There aren’t many down sides to wedding photojournalism, in this sense. Other than working weekends, of course. Documenting weddings provides the long term benefits of thinking creatively in your work and becoming a stronger storyteller through imagery.
The physical toll of a full-time job at a newspaper can add up while bank accounts dwindle in the notoriously low-paying profession. To top it off, photo staffs are diminishing, weakening the camaraderie that can develop through long and late hours in the newsroom. Also, newspapers, for better or worse, often accept reporter-submitted or reader-submitted photographs; something previously unheard of at larger publications but nevertheless making full-time photographers more expendable.
Many news stories also may restrict creativity for the photographer, as you’re expected to produce a particular shot for a newspaper. The end result can be that staffers at some papers can spend much of their time working on drab assignments, taking pictures of buildings or construction sites and check passing ceremonies, days on end, that do little to further their photography skills.

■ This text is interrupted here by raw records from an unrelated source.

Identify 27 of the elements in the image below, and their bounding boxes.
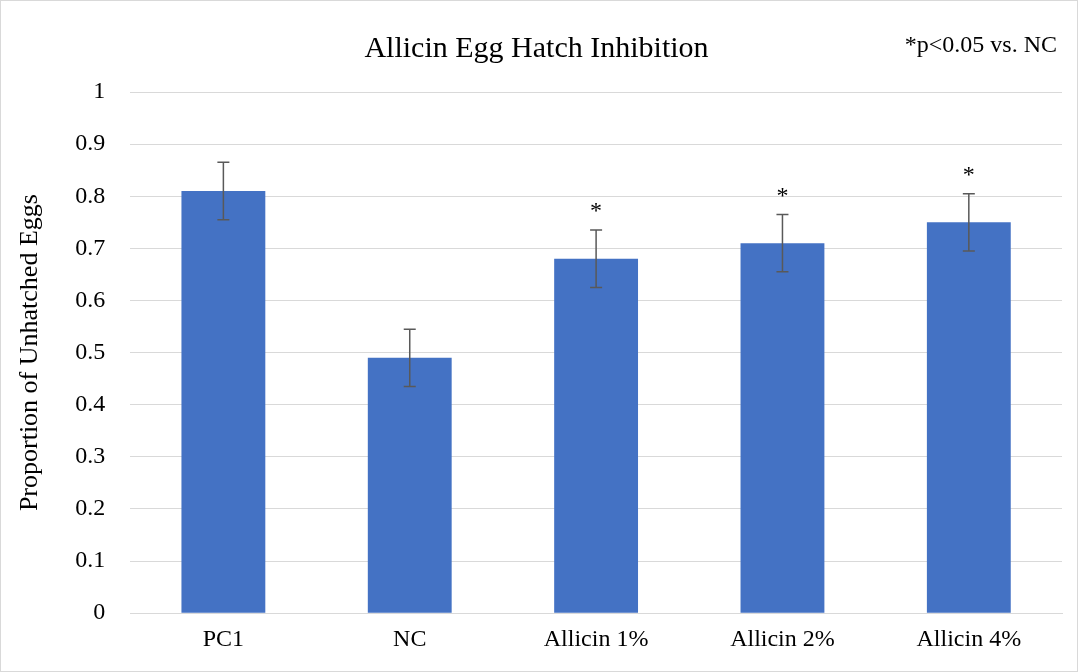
bar: [926, 222, 1011, 613]
bar: [554, 258, 639, 613]
chart-title: Allicin Egg Hatch Inhibition: [364, 29, 709, 63]
y-tick-label: 0.3: [75, 442, 106, 469]
bar: [740, 243, 825, 613]
annotation: *: [962, 160, 975, 187]
y-tick-label: 0.9: [75, 129, 106, 156]
y-tick-label: 1: [93, 77, 106, 104]
y-axis-title: Proportion of Unhatched Eggs: [14, 194, 44, 512]
y-tick-label: 0.2: [75, 494, 106, 521]
x-tick-label: Allicin 4%: [916, 624, 1022, 651]
y-tick-label: 0.1: [75, 546, 106, 573]
bar: [181, 191, 266, 613]
bar: [367, 357, 452, 613]
y-tick-label: 0: [93, 598, 106, 625]
x-tick-label: PC1: [202, 624, 245, 651]
y-tick-label: 0.5: [75, 337, 106, 364]
annotation: *: [590, 197, 603, 224]
annotation: *: [776, 181, 789, 208]
x-tick-label: NC: [393, 624, 427, 651]
x-tick-label: Allicin 2%: [730, 624, 835, 651]
y-tick-label: 0.6: [75, 285, 106, 312]
y-tick-label: 0.8: [75, 181, 106, 208]
x-tick-label: Allicin 1%: [543, 624, 649, 651]
text: *p<0.05 vs. NC: [904, 31, 1057, 58]
y-tick-label: 0.7: [75, 233, 106, 260]
y-tick-label: 0.4: [75, 390, 106, 417]
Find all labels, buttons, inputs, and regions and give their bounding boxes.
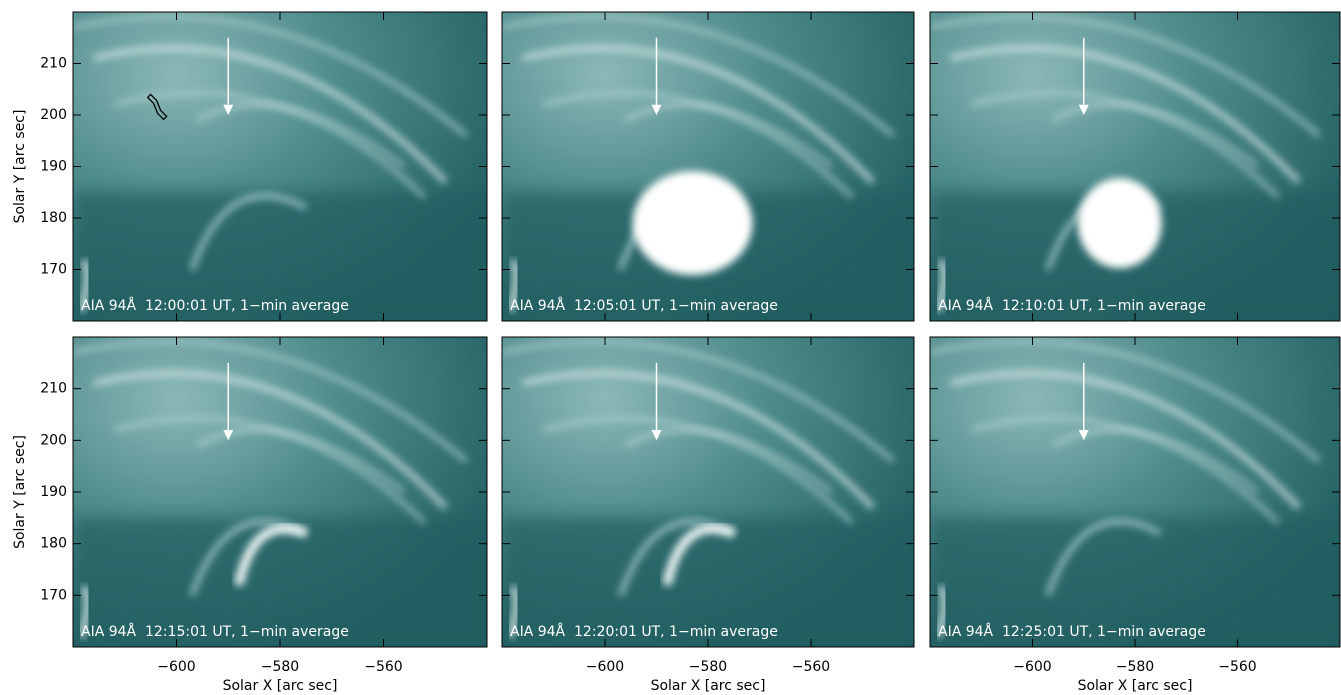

When you couple this with an inflexible work schedule (which may also compromise your ability to take on destination weddings), it makes a news photography career all the more demanding and ultimately all the more challenging.
STRIKING A BALANCE
Regardless of the problems with the news business, there’s some sort of mystical pull that keeps photographers coming back. A steady flow of freelance assignments, mixed in with wedding and other commercial photography, can help satiate that desire to keep connected with photojournalism, while delivering a nice mix of topics to cover.
That approach will ultimately help keep a photojournalistic skill set well rounded, allowing the photographer to put on either the newspaper photojournalist’s cap or the wedding photojournalist’s shoes, as needed and desired. And for many wedding photojournalists, keeping those roots nourished means they and their clients will continue to fully enjoy the fruits of the craft.